The initramfs should not need udev or systemd. All it does is start the raid, kick off lvm and mount /usr.

The kernels DEVTMPFS makes all of your /dev entries.  As the initramfs runs as root, udev is not needed to fix permissions.

I don't use systemd but systemd is not yor problem yet.

----------

## NorthVan

Thanks, I tried to compile with static, but for some reason the USE flag doesn't 'stick' and when I emerge the static flag is still missing.

Anyhoo, I figured it out. I was missing:

/lib64/ld-linux-x86-64.so.2

from the initramfs. I guess this is needed for the dynamic linking to work. Suprisingly the initramfs without it has been working for a year or so. Guess my init just didn't need it until now.

----------

## szatox

Binaries within initramfs seem to be statically linked. Anyway, how custom your initramfs is? Maybe generic one created with `genkernel --lvm initramfs` would do. Or perhaps applying your patches to new initramfs with working lvm would be easier than looking for fail point in current one. In fact, default initramfs should support separate /usr.
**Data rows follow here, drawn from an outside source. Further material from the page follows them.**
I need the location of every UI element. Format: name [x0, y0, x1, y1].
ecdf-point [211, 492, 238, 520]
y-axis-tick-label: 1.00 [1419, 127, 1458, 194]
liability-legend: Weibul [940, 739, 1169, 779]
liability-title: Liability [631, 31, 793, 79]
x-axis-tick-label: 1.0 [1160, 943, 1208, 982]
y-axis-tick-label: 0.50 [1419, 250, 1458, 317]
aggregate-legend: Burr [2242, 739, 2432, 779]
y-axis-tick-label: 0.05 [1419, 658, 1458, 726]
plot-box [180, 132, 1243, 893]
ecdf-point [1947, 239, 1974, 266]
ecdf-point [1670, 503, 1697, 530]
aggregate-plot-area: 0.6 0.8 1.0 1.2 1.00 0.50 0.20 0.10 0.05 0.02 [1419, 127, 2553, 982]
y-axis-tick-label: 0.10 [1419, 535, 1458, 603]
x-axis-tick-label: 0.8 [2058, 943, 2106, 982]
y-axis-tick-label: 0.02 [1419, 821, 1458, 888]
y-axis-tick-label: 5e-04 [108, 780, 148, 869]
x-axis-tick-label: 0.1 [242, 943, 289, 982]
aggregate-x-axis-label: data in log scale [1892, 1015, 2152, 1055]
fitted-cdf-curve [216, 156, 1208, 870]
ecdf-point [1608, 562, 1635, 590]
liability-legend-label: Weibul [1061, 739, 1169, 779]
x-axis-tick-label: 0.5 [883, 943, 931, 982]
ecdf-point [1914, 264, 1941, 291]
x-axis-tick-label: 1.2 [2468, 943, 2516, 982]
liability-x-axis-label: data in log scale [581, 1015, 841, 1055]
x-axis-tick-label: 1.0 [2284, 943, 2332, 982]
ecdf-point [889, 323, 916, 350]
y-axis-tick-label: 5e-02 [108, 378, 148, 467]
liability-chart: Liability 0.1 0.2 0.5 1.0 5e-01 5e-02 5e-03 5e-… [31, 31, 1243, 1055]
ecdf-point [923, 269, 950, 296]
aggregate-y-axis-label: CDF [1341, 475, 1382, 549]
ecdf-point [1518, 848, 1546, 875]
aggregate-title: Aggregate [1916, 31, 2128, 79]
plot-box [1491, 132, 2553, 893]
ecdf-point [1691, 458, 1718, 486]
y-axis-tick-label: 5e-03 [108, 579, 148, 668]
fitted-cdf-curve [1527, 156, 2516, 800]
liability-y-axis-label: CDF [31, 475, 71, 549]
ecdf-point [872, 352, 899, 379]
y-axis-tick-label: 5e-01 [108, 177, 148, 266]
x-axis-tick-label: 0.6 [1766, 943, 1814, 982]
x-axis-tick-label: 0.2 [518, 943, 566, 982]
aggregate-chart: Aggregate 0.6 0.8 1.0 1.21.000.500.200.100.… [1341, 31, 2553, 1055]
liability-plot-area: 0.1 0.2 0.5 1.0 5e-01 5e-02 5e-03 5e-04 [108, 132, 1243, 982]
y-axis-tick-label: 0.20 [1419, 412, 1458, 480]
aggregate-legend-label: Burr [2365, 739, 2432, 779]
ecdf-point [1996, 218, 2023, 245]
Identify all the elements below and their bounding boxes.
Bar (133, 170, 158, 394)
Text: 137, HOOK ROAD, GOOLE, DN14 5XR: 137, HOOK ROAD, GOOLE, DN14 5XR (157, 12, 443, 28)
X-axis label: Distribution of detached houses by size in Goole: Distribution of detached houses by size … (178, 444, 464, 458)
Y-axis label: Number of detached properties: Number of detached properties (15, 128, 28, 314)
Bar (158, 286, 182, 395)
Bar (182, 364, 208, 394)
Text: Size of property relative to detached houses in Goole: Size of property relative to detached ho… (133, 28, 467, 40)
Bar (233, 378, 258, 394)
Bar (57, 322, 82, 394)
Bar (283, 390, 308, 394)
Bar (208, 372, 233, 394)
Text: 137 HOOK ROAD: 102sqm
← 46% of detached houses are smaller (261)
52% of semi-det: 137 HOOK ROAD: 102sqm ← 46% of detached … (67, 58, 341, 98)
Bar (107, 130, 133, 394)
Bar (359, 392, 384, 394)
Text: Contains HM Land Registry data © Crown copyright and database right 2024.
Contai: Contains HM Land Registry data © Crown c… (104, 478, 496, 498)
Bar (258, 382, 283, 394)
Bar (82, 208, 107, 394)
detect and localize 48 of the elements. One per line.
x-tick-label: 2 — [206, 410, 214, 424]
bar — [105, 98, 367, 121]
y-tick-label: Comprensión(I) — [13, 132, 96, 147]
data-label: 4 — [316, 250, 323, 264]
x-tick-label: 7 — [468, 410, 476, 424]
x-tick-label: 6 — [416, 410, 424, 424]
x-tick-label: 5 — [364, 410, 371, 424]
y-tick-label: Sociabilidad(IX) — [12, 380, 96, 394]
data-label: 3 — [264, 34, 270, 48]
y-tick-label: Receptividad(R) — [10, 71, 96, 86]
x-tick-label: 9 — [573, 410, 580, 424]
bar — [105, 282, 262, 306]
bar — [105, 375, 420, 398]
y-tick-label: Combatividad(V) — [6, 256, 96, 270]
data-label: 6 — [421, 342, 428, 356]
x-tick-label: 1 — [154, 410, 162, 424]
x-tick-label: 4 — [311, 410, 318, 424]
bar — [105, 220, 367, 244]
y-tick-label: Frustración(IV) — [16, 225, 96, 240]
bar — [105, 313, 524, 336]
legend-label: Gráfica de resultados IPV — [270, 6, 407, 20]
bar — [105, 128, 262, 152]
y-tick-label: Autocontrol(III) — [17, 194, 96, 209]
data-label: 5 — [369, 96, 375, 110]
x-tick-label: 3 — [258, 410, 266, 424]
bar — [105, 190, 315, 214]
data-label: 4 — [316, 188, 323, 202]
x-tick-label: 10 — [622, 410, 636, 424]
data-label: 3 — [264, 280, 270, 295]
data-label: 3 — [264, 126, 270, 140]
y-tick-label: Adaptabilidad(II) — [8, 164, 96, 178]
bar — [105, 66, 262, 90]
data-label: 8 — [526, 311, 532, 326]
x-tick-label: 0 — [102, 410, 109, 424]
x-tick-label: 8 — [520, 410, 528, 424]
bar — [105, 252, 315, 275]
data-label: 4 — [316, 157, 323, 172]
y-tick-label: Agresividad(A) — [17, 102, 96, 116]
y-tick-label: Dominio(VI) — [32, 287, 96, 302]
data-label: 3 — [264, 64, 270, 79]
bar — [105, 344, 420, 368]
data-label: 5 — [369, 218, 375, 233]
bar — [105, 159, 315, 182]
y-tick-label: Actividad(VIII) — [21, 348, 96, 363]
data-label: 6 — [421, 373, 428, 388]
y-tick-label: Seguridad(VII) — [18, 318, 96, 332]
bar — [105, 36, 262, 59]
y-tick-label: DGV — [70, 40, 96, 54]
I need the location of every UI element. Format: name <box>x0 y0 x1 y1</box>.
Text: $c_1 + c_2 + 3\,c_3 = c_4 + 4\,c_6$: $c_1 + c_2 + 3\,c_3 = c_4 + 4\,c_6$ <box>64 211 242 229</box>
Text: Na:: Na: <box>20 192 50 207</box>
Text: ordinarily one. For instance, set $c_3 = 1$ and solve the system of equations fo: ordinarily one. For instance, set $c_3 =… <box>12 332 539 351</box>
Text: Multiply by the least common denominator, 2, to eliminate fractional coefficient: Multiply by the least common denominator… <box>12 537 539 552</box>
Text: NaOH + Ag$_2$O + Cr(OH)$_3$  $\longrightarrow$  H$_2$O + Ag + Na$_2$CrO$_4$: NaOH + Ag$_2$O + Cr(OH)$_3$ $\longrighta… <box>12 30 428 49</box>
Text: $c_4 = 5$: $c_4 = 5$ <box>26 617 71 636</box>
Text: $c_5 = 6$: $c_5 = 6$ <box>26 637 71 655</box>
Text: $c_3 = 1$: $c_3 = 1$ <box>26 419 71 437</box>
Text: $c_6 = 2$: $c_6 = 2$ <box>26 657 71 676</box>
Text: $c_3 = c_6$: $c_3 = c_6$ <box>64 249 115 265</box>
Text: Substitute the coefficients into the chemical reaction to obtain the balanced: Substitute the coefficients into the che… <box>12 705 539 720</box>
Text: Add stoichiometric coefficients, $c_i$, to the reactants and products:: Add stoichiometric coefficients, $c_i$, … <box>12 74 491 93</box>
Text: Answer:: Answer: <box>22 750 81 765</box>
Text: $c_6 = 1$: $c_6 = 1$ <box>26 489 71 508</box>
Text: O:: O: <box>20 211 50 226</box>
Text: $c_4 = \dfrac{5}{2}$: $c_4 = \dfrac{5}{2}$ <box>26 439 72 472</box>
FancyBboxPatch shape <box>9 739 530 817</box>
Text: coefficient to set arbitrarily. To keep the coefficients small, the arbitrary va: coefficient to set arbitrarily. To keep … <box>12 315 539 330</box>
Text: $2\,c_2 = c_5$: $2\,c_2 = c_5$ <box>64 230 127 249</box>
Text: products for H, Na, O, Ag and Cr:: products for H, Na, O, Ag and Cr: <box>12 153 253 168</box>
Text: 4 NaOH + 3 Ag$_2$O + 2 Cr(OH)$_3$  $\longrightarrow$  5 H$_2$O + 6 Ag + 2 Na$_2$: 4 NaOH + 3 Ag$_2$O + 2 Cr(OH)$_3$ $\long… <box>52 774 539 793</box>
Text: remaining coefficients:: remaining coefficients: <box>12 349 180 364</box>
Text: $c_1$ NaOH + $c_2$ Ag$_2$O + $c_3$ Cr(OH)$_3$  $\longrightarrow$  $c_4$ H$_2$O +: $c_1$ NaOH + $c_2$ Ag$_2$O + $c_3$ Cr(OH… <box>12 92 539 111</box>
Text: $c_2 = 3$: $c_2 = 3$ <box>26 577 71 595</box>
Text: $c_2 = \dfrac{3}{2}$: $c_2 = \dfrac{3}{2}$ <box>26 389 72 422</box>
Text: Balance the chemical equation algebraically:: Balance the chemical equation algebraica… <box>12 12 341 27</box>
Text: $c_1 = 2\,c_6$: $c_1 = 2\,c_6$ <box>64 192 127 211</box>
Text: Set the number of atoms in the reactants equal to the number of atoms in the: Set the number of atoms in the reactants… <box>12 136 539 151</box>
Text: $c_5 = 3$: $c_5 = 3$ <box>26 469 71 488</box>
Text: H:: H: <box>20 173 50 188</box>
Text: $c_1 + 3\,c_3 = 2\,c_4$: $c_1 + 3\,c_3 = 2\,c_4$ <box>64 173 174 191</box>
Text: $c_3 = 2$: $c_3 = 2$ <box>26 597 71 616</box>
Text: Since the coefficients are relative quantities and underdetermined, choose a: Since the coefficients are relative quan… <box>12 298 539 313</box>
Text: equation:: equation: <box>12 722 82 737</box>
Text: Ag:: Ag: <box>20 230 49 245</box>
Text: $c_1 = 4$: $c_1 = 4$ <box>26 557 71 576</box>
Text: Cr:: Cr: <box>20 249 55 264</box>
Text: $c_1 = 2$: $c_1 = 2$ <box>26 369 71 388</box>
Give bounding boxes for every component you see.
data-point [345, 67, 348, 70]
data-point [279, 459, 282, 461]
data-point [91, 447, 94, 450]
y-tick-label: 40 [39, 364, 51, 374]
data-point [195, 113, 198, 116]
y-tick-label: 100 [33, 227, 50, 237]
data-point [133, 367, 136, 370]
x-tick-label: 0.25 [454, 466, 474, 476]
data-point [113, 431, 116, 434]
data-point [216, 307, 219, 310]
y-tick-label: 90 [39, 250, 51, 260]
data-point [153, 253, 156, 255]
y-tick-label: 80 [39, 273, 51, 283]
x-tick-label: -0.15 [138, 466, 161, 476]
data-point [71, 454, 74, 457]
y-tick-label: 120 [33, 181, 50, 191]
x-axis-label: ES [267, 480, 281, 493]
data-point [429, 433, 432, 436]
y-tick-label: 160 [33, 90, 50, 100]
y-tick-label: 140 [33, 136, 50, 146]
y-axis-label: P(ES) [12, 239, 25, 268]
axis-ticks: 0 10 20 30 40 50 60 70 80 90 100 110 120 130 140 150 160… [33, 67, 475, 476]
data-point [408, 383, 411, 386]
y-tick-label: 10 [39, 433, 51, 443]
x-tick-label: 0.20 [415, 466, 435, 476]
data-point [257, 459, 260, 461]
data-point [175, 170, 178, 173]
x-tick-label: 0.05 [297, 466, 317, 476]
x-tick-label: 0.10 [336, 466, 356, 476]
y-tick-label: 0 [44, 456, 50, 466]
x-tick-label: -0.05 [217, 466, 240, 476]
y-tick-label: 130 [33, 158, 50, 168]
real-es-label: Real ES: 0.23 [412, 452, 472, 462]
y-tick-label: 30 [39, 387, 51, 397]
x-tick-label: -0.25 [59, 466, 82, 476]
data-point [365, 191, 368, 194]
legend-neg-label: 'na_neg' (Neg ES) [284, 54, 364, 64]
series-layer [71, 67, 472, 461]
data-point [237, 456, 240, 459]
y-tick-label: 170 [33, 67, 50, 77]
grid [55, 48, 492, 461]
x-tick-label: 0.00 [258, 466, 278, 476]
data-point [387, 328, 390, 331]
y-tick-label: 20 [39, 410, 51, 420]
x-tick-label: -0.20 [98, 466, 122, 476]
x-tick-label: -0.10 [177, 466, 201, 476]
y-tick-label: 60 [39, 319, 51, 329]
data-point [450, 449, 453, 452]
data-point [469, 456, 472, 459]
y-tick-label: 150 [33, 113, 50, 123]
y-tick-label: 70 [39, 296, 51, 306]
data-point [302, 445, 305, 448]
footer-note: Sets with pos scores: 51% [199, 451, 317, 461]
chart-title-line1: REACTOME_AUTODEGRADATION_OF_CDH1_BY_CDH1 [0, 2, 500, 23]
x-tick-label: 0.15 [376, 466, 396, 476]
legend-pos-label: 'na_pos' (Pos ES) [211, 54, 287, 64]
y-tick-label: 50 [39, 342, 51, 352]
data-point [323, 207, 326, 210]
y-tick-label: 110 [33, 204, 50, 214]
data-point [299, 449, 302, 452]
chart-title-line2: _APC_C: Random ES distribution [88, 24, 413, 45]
I have root on top of device_mapper/lvm stack, the only thing needed to get it work is `genkernel --lvm all` and here is my kernel command line

root=/dev/ram0 ramdisk=8192 dolvm lvmraid=/dev/md2 real_root=/dev/mapper/vg0-gentoo

ramdisk param is probably optional, you might need sane entries in /etc/fstab and /etc/lvm/lvm.conf though

----------